Brigitte lowered her eyes and made no reply. I knew then I was spot on target. Ali Hassim was the father of baby Pierre.
“Why don’t you get out of the pool so that we can talk to you, Brigitte? We promise we won’t try to take the baby from you. We only need to talk and find out what Mr Hassim is doing.”
“It is none of your business.” She sounded reluctant but, all the same, she set the baby on the poolside and clambered out from the water. Then she clasped the child once more to her chest. It was a protective mother act, and it looked quite genuine.
The water glistened on her body, bright in the warm sunshine.

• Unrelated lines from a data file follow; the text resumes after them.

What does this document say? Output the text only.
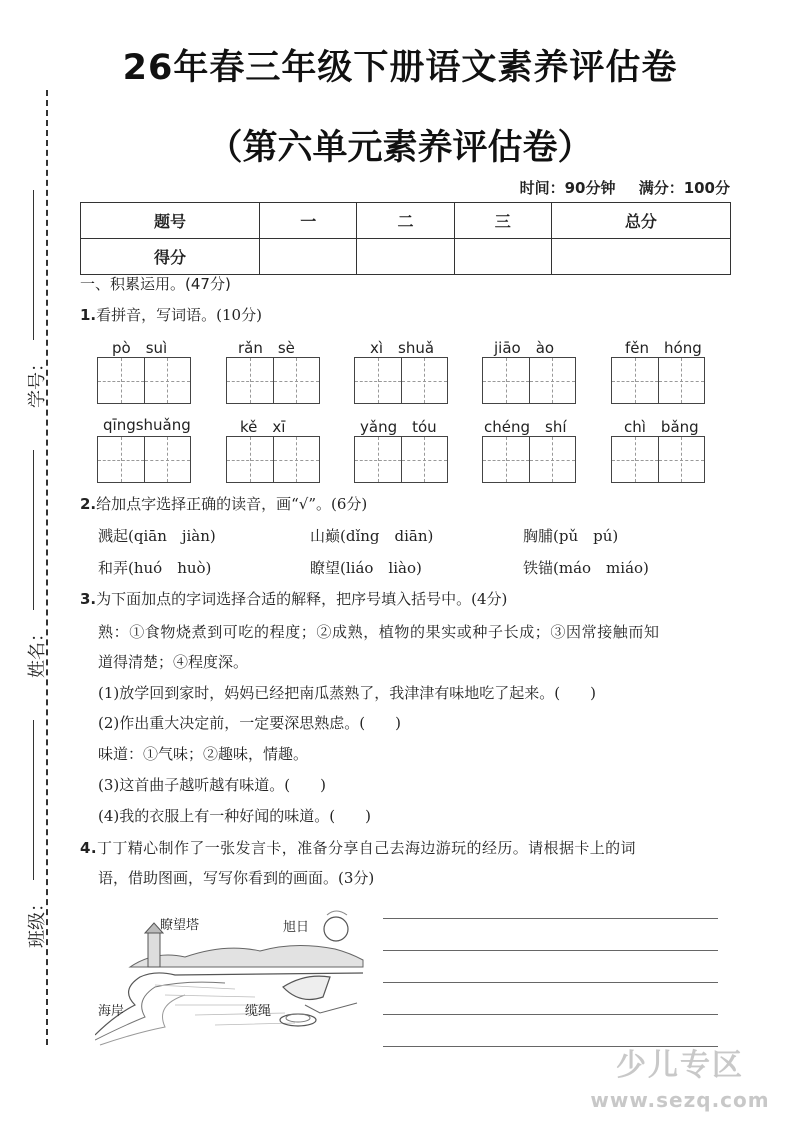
学号：
姓名：
班级：
26年春三年级下册语文素养评估卷
（第六单元素养评估卷）
时间：90分钟 满分：100分
题号	一	二	三	总分
得分				
一、积累运用。(47分)
1.看拼音，写词语。(10分)
pò　suì	rǎn　sè	xì　shuǎ	jiāo　ào	fěn　hóng
qīngshuǎng	kě　xī	yǎng　tóu	chéng　shí	chì　bǎng
2.给加点字选择正确的读音，画“√”。(6分)
溅起(qiān　jiàn)	山巅(dǐng　diān)	胸脯(pǔ　pú)
和弄(huó　huò)	瞭望(liáo　liào)	铁锚(máo　miáo)
3.为下面加点的字词选择合适的解释，把序号填入括号中。(4分)
熟：①食物烧煮到可吃的程度；②成熟，植物的果实或种子长成；③因常接触而知
道得清楚；④程度深。
(1)放学回到家时，妈妈已经把南瓜蒸熟了，我津津有味地吃了起来。(　　)
(2)作出重大决定前，一定要深思熟虑。(　　)
味道：①气味；②趣味，情趣。
(3)这首曲子越听越有味道。(　　)
(4)我的衣服上有一种好闻的味道。(　　)
4.丁丁精心制作了一张发言卡，准备分享自己去海边游玩的经历。请根据卡上的词
语，借助图画，写写你看到的画面。(3分)
瞭望塔	旭日
海岸	缆绳
少儿专区
www.sezq.com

Even though he was some yards away, Williamson took a step backwards, caught off guard by Brigitte’s total lack of modesty.
“Why did Viola come to speak to you?” I had to get down to details, I decided, before I also succumbed to her physical charms.
“When?” she asked.
“Don’t play games with me, Brigitte.” There had been enough gentle lead-in, it was time to start getting a shade rough. “The evening we moored the boat near your farm, Viola came to see you. Why?”
“She wanted milk.”
“Now, just you stop playing games with me. What was the real reason she came here? Was it something to do with money? A lot of money?”
There was a short period of silence when Brigitte seemed to mentally wander off into her own world. Then the child gurgled in her arms and that brought her back to reality. She nodded. “She had a lot of money. She told me so.”
“And you wanted to get your hands on it?”
“Non! Not me.” She snorted angrily. “It was mama’s idea.”
“Mama wanted the money?”
“Why not? It was not rightly Viola Bracewell’s money. Besides, she was offering it to me.”
“Viola? Offering it to you?”
“Oui. She wanted my baby. She would give me the money if I would let her adopt my baby.”
Adopt the baby! What the hell…!
“Brigitte!” The younger girl, now fully dressed, came trotting out from the house. She called to her sister again and broke into a torrent of French. I cursed out loud and took a few steps back. Damn! This really was putting all my bright ideas out of phase.